26/7/2014
Au centre, Floribert Chebeya, à droite, Fidele Banzana,
à gauche, Paul Mwilambwé
(montage J.M.)
Les témoins ont dû prendre la poudre d’escampette
Le procès lié à cette affaire en RDC, on le sait, a été une véritable mascarade à l’issue de laquelle l’on a eu droit à un déni de justice. Les seconds couteaux ont été mis aux arrêts pendant que le patron de la police, le général John Numbi dont la responsabilité est évidente dans l’affaire, a été purement et simplement blanchi. Les témoins qui pouvaient aider à la manifestation de la vérité ont dû prendre la poudre d’escampette pour sauver leur peau. Ainsi l’un d’eux, Paul Mwilambwé, a fui le Congo pour un pays de l’Afrique de l’Est d’abord. Depuis le mois de novembre dernier, il a trouvé refuge au Sénégal. C’est contre ce dernier, qui était à l’époque des faits en charge de la sécurité du bureau du général John Numbi, que la Fédération internationale des droits de l’Homme (FIDH) a porté plainte avec constitution de partie civile pour crime de torture auprès du doyen des juges près le tribunal régional de Dakar.

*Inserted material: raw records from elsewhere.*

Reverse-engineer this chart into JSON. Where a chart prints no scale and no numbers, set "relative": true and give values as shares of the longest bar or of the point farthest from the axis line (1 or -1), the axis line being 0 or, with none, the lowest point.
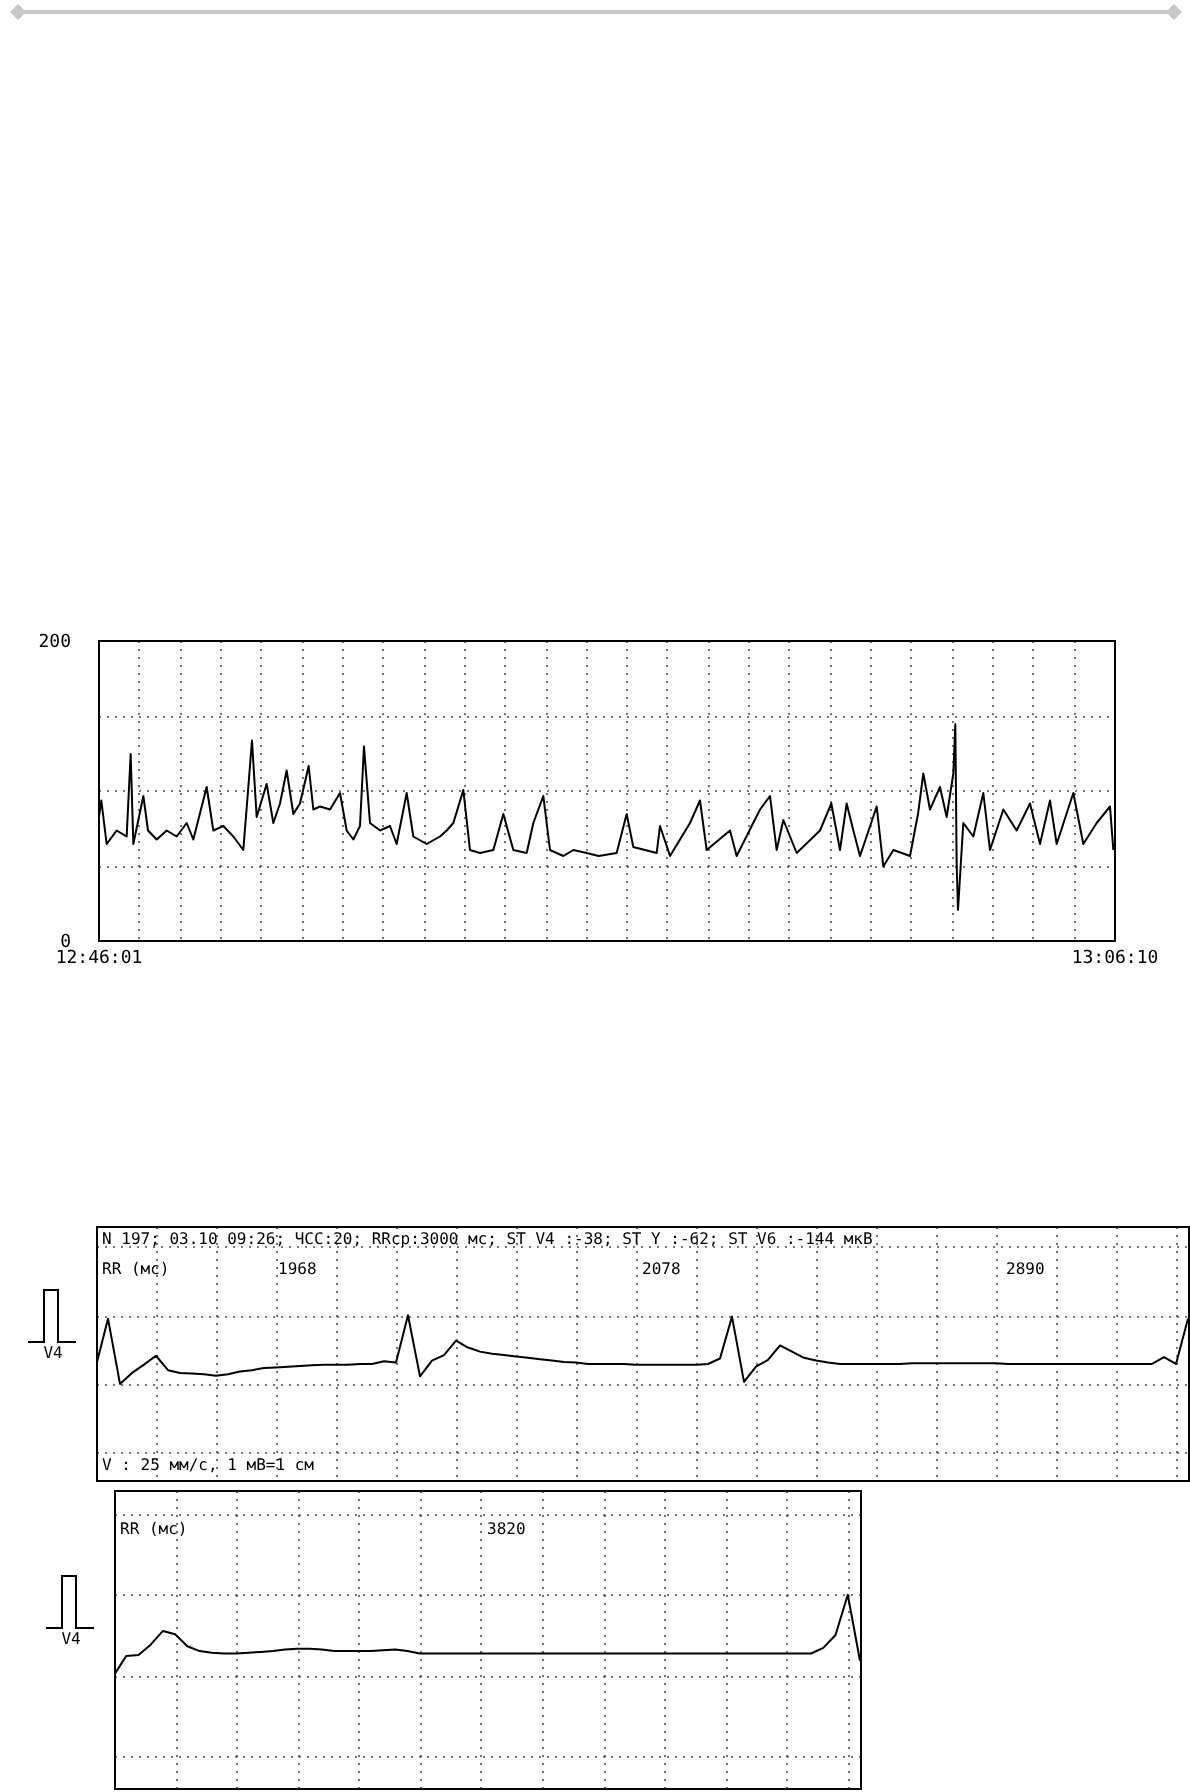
{
  "chart_data": [
    {
      "type": "line",
      "color": "#000000",
      "marker": "none",
      "line_style": "solid",
      "grid": true,
      "xlim": [
        12.76694,
        13.10278
      ],
      "xticks": [
        {
          "value": 12.76694,
          "label": "12:46:01"
        },
        {
          "value": 12.78038,
          "label": null
        },
        {
          "value": 12.79381,
          "label": null
        },
        {
          "value": 12.80724,
          "label": null
        },
        {
          "value": 12.82068,
          "label": null
        },
        {
          "value": 12.83411,
          "label": null
        },
        {
          "value": 12.84754,
          "label": null
        },
        {
          "value": 12.86098,
          "label": null
        },
        {
          "value": 12.87441,
          "label": null
        },
        {
          "value": 12.88784,
          "label": null
        },
        {
          "value": 12.90128,
          "label": null
        },
        {
          "value": 12.91471,
          "label": null
        },
        {
          "value": 12.92814,
          "label": null
        },
        {
          "value": 12.94158,
          "label": null
        },
        {
          "value": 12.95501,
          "label": null
        },
        {
          "value": 12.96844,
          "label": null
        },
        {
          "value": 12.98188,
          "label": null
        },
        {
          "value": 12.99531,
          "label": null
        },
        {
          "value": 13.00874,
          "label": null
        },
        {
          "value": 13.02218,
          "label": null
        },
        {
          "value": 13.03561,
          "label": null
        },
        {
          "value": 13.04904,
          "label": null
        },
        {
          "value": 13.06248,
          "label": null
        },
        {
          "value": 13.07591,
          "label": null
        },
        {
          "value": 13.08934,
          "label": null
        },
        {
          "value": 13.10278,
          "label": "13:06:10"
        }
      ],
      "ylim": [
        0,
        200
      ],
      "yticks": [
        0,
        {
          "value": 50,
          "label": null
        },
        {
          "value": 100,
          "label": null
        },
        {
          "value": 150,
          "label": null
        },
        200
      ],
      "x": [
        12.76694,
        12.76804,
        12.7698,
        12.77311,
        12.77641,
        12.77774,
        12.77862,
        12.78193,
        12.78347,
        12.78633,
        12.78964,
        12.79294,
        12.79625,
        12.79845,
        12.80286,
        12.80506,
        12.80837,
        12.81168,
        12.81498,
        12.81784,
        12.81939,
        12.82269,
        12.8249,
        12.8271,
        12.8293,
        12.83151,
        12.83371,
        12.83657,
        12.83812,
        12.84032,
        12.84363,
        12.84693,
        12.84914,
        12.85134,
        12.85354,
        12.85486,
        12.85685,
        12.86016,
        12.86346,
        12.86566,
        12.86897,
        12.87117,
        12.87558,
        12.87999,
        12.88219,
        12.8844,
        12.8877,
        12.8899,
        12.89321,
        12.89762,
        12.90092,
        12.90423,
        12.90864,
        12.91084,
        12.91414,
        12.91635,
        12.92076,
        12.92406,
        12.92847,
        12.93243,
        12.93838,
        12.94169,
        12.94389,
        12.95161,
        12.95271,
        12.95602,
        12.96263,
        12.96593,
        12.96814,
        12.97585,
        12.97805,
        12.98577,
        12.98907,
        12.99127,
        12.99348,
        12.99789,
        13.0056,
        13.00934,
        13.01221,
        13.01441,
        13.01662,
        13.01882,
        13.02433,
        13.02653,
        13.02984,
        13.03535,
        13.03799,
        13.03975,
        13.04195,
        13.04526,
        13.04746,
        13.04967,
        13.05033,
        13.05077,
        13.05121,
        13.05297,
        13.05628,
        13.05958,
        13.06179,
        13.0662,
        13.0706,
        13.07501,
        13.07832,
        13.08162,
        13.08383,
        13.08934,
        13.09264,
        13.09705,
        13.10146,
        13.10256
      ],
      "values": [
        78,
        93,
        64,
        73,
        69,
        124,
        64,
        96,
        73,
        67,
        73,
        69,
        78,
        67,
        102,
        73,
        76,
        69,
        60,
        133,
        82,
        104,
        78,
        91,
        113,
        84,
        91,
        116,
        87,
        89,
        87,
        98,
        73,
        67,
        76,
        129,
        78,
        73,
        76,
        64,
        98,
        69,
        64,
        69,
        73,
        78,
        100,
        60,
        58,
        60,
        84,
        60,
        58,
        78,
        96,
        60,
        56,
        60,
        58,
        56,
        58,
        84,
        62,
        58,
        76,
        56,
        78,
        93,
        60,
        73,
        56,
        87,
        96,
        60,
        80,
        58,
        73,
        91,
        60,
        91,
        73,
        56,
        89,
        49,
        60,
        56,
        84,
        111,
        87,
        102,
        82,
        111,
        144,
        51,
        20,
        78,
        69,
        98,
        60,
        87,
        73,
        91,
        64,
        93,
        64,
        98,
        64,
        78,
        89,
        60
      ]
    },
    {
      "type": "line",
      "relative": true,
      "color": "#000000",
      "marker": "none",
      "line_style": "solid",
      "grid": true,
      "title": "N 197; 03.10 09:26; ЧСС:20; RRср:3000 мс; ST V4 :-38; ST Y  :-62; ST V6 :-144 мкВ",
      "ylabel": "V4",
      "xlabel": "V : 25 мм/с, 1 мВ=1 см",
      "annotations": [
        "RR (мс)",
        "1968",
        "2078",
        "2890"
      ],
      "categories": [
        null,
        null,
        null,
        null,
        null,
        null,
        null,
        null,
        null,
        null,
        null,
        null,
        null,
        null,
        null,
        null,
        null,
        null,
        null,
        null,
        null,
        null,
        null,
        null,
        null,
        null,
        null,
        null,
        null,
        null,
        null,
        null,
        null,
        null,
        null,
        null,
        null,
        null,
        null,
        null,
        null,
        null,
        null,
        null,
        null,
        null,
        null,
        null,
        null,
        null,
        null,
        null,
        null,
        null,
        null,
        null,
        null,
        null,
        null,
        null,
        null,
        null,
        null,
        null,
        null,
        null,
        null,
        null,
        null,
        null,
        null,
        null,
        null,
        null,
        null,
        null,
        null,
        null,
        null,
        null,
        null,
        null,
        null,
        null,
        null,
        null,
        null,
        null,
        null,
        null,
        null,
        null
      ],
      "values": [
        0.26,
        0.95,
        0.0,
        0.16,
        0.28,
        0.41,
        0.2,
        0.16,
        0.15,
        0.14,
        0.12,
        0.14,
        0.18,
        0.2,
        0.23,
        0.24,
        0.25,
        0.26,
        0.27,
        0.28,
        0.28,
        0.28,
        0.29,
        0.29,
        0.33,
        0.31,
        1.0,
        0.11,
        0.34,
        0.42,
        0.63,
        0.53,
        0.47,
        0.44,
        0.42,
        0.4,
        0.38,
        0.36,
        0.34,
        0.32,
        0.31,
        0.29,
        0.29,
        0.29,
        0.29,
        0.28,
        0.28,
        0.28,
        0.28,
        0.28,
        0.28,
        0.29,
        0.37,
        0.98,
        0.03,
        0.25,
        0.35,
        0.56,
        0.47,
        0.38,
        0.34,
        0.31,
        0.29,
        0.29,
        0.29,
        0.29,
        0.29,
        0.29,
        0.3,
        0.3,
        0.3,
        0.3,
        0.3,
        0.3,
        0.3,
        0.3,
        0.29,
        0.29,
        0.29,
        0.29,
        0.29,
        0.29,
        0.29,
        0.29,
        0.29,
        0.29,
        0.29,
        0.29,
        0.29,
        0.39,
        0.29,
        0.95
      ]
    },
    {
      "type": "line",
      "relative": true,
      "color": "#000000",
      "marker": "none",
      "line_style": "solid",
      "grid": true,
      "ylabel": "V4",
      "annotations": [
        "RR (мс)",
        "3820"
      ],
      "categories": [
        null,
        null,
        null,
        null,
        null,
        null,
        null,
        null,
        null,
        null,
        null,
        null,
        null,
        null,
        null,
        null,
        null,
        null,
        null,
        null,
        null,
        null,
        null,
        null,
        null,
        null,
        null,
        null,
        null,
        null,
        null,
        null,
        null,
        null,
        null,
        null,
        null,
        null,
        null,
        null,
        null,
        null,
        null,
        null,
        null,
        null,
        null,
        null,
        null,
        null,
        null,
        null,
        null,
        null,
        null,
        null,
        null,
        null,
        null,
        null,
        null,
        null
      ],
      "values": [
        0.0,
        0.24,
        0.25,
        0.38,
        0.55,
        0.51,
        0.36,
        0.3,
        0.28,
        0.27,
        0.27,
        0.28,
        0.29,
        0.3,
        0.32,
        0.33,
        0.33,
        0.32,
        0.3,
        0.3,
        0.3,
        0.3,
        0.31,
        0.32,
        0.3,
        0.27,
        0.27,
        0.27,
        0.27,
        0.27,
        0.27,
        0.27,
        0.27,
        0.27,
        0.27,
        0.27,
        0.27,
        0.27,
        0.27,
        0.27,
        0.27,
        0.27,
        0.27,
        0.27,
        0.27,
        0.27,
        0.27,
        0.27,
        0.27,
        0.27,
        0.27,
        0.27,
        0.27,
        0.27,
        0.27,
        0.27,
        0.27,
        0.27,
        0.34,
        0.5,
        1.0,
        0.18
      ]
    }
  ]
}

Un nouvel espoir d’une vraie justice pour Chebeya et son compagnon Fidèle Bazana vient de naître « au pays de la Téranga » avec la plainte de la FIDH contre Paul Mwilambwé qui affirme avoir assisté au double assassinat. Le Sénégal a donc entre ses mains, peut-on dire, un témoin en or qui pourrait l’aider à démêler l’écheveau de l’affaire Chebeya. Le pays de Senghor, qui a eu l’ingénieuse idée d’incorporer dans sa législation la compétence universelle, pourrait, après Paul Mwilambwé, déposer une autre plainte contre le général John Numbi dont tout indique qu’il ne répondra jamais de ses actes en RDC tant que Joseph Kabila, à qui profite ce double assassinat, sera au pouvoir. Cela dit, le Sénégal doit veiller scrupuleusement à la sécurité de Paul Mwilambwé, ce témoin en or, pour que rien de fâcheux ne lui arrive sur son territoire.
L’affaire Chebeya en RDC, illustre à suffisance les failles de la justice en Afrique
Le pouvoir de Joseph Kabila pourrait avoir des raisons de l’envoyer ad patres pour qu’il n’ait pas le temps de dire ce qu’il a vu et entendu dans le cadre de cette affaire. Cela ne serait pas d’ailleurs inédit en Afrique. Le Rwanda de Paul Kagamé et le Maroc de Hassan II l’ont déjà fait. Cela dit, le traitement qui a été réservé à l’affaire Chebeya en RDC, illustre à suffisance les failles de la justice en Afrique. Le principe de la séparation des pouvoirs qui est fondamental pour la démocratie et l’Etat de droit est un véritable leurre. La réalité est que l’institution judiciaire est aux ordres de l’exécutif. Le régime présidentialiste qui est celui de bien des pays africains est certainement pour quelque chose dans cet état de fait. Il consacre l’omnipotence et la suprématie de l’exécutif sur les autres pouvoirs. Toutes les autres institutions de la République sont à sa remorque, notamment l’institution judiciaire. A propos de cette institution, l’on peut affirmer que tant que le président de la République sera en même temps le président du Conseil supérieur de la magistrature, l’indépendance de la justice sera un vain mot. Et ce ne sont pas les princes qui nous gouvernent qui travailleront à leur propre perte en inversant la tendance. Ce travail revient à tous les Africains épris de paix, de justice et de démocratie. Ceux d’entre eux qui prennent part à la rédaction de nos Constitutions doivent mettre un point d’honneur à doter nos pays d’institutions équilibrées en s’inspirant du principe sacré édicté par Montesquieu selon lequel « le pouvoir arrête le pouvoir ». C’est à ce prix que l’Afrique pourra se débarrasser de tous ces prédateurs de la démocratie et de l’Etat de droit, qui sont aujourd’hui en train d’utiliser la démocratie contre la démocratie.